Around 40% of revenues for S&P 500 companies come from outside the US. When the dollar rises against, say, the euro, as it has done in the last year, then a company's euro-denominated sales are worth less once they're exchanged into dollars.
So the sharply rising dollar should have a noticeable impact on revenues, and by extension, profit margins and earnings. Moreover, the dollar's rate of change tends to lead earnings, with the related change in earnings following some 2–3 quarters after the dollar's change in value.
We see the same disconnect when comparing the dollar's rate of change to the expected earnings-per-share growth rate. Estimates should be coming down faster, it seems.
Expected Earnings vs. the Dollar
One sees a similar story when looking at expected revenue growth. The consensus estimate is that growth in revenue per share will fall to 4% in 2023, and stay there for 2 years. Unless companies are perfectly hedging their foreign-currency exposures, that estimate seems too high.
Fair value is a quickly moving target
So based on the dollar and market breadth, it seems like we might get a few negative surprises during the upcoming earnings seasons. If, based on the above, earnings for the next 12 months are flat instead of growing by 7% (as currently expected), then the math on the market's fair value changes for the worse.
As I have noted before, price is at the intersection of valuation and earnings. Put another way, the market's current fair value essentially depends on 2 figures: the fair-value price-earnings ratio (which is heavily influenced by Fed policy), and earnings.
How do we get a handle on fair value when the goal posts keep moving? For the S&P 500, is it a 15 P/E ratio on the consensus forward earnings-per-share estimate of $235? Or is it a P/E of 13 on flat earnings of $220 per share? That's the difference between an index level of about 3,500 and 2,900. A moving target indeed.
The Fed is now fully restrictive
Of course, Fed policy has been the key driver in moving that target. The main event last month was the September Federal Open Market Committee (FOMC) meeting, at which the goal posts were moved once again. The market is now anticipating that the terminal, or ending, rate for this Fed cycle will be 4.42%. The chart below shows the new dot plot (which shows, via dots, each individual FOMC participant's assessment of appropriate future interest rate policy), which has taken a decisively hawkish turn.
Expected Future Interest Rates
The turn in real rates—meaning, interest rates minus expected inflation—has been stunning, with 5-year real rates rising from negative 2.01% to positive 1.64% in less than a year.
This has put monetary policy in a decisively restrictive stance. Based on estimates of future interest rates and future inflation, the Fed is currently expected to reach peak tightening at a real rate of 2.5%. Add another 1 percentage point from quantitative tightening (the reverse of quantitative easing, with the Fed shrinking its balance sheet), and we get to a 3.5% real rate. That puts this cycle in line with past tightening cycles from the last 40 years, all of which led to recessions.
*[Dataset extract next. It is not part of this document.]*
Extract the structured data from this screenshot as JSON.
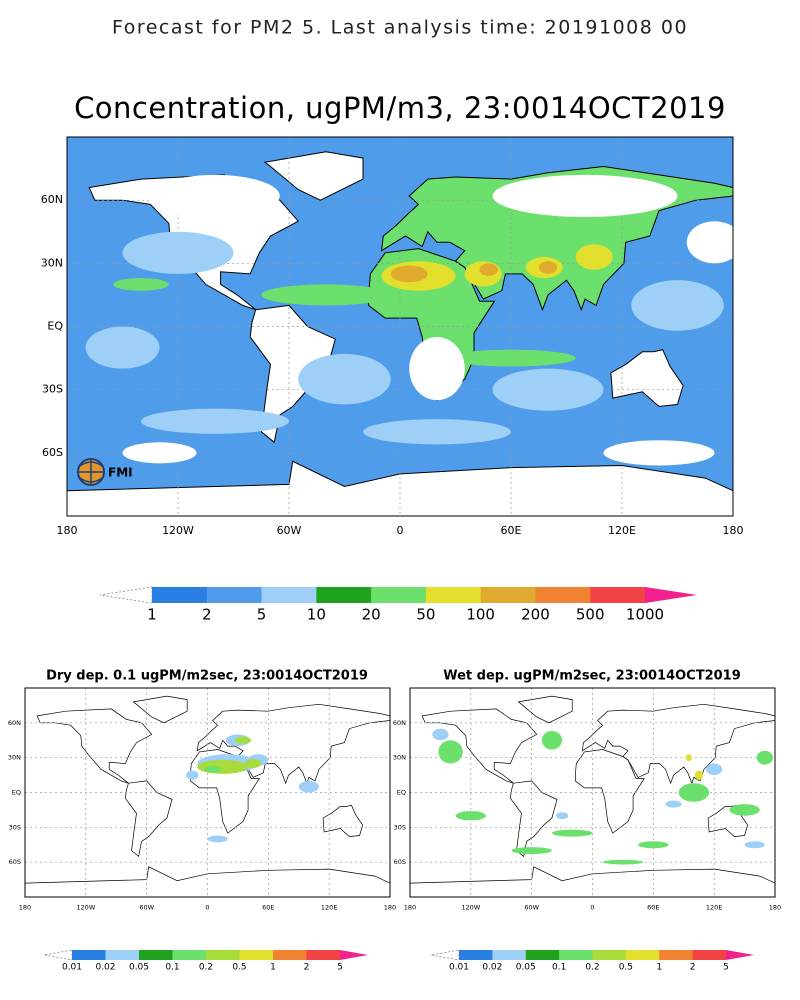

It's a sobering thought.
What does this mean for markets?
All of this has not been lost on the stock market, which not surprisingly hit new lows for this bear market in the last week. However, and this is a significant caveat, it's important to remember that finding the market bottom is not as simple as applying a fair-value P/E ratio to the correct earnings-per-share figure.
Historically, both price and the P/E ratio have usually bottomed out well before earnings do. Looking at market cycles over the past 100 years or so, we find that by the time earnings bottom, the P/E ratio is already up 20%, on average, from the lows. It's a nonlinear exercise, to say the least.
Plus, the Fed could theoretically pivot from its hawkish stance at any time, in which case the fair-value P/E would recover. But will the Fed pivot? I imagine central banks around the world may be wishing for this very outcome.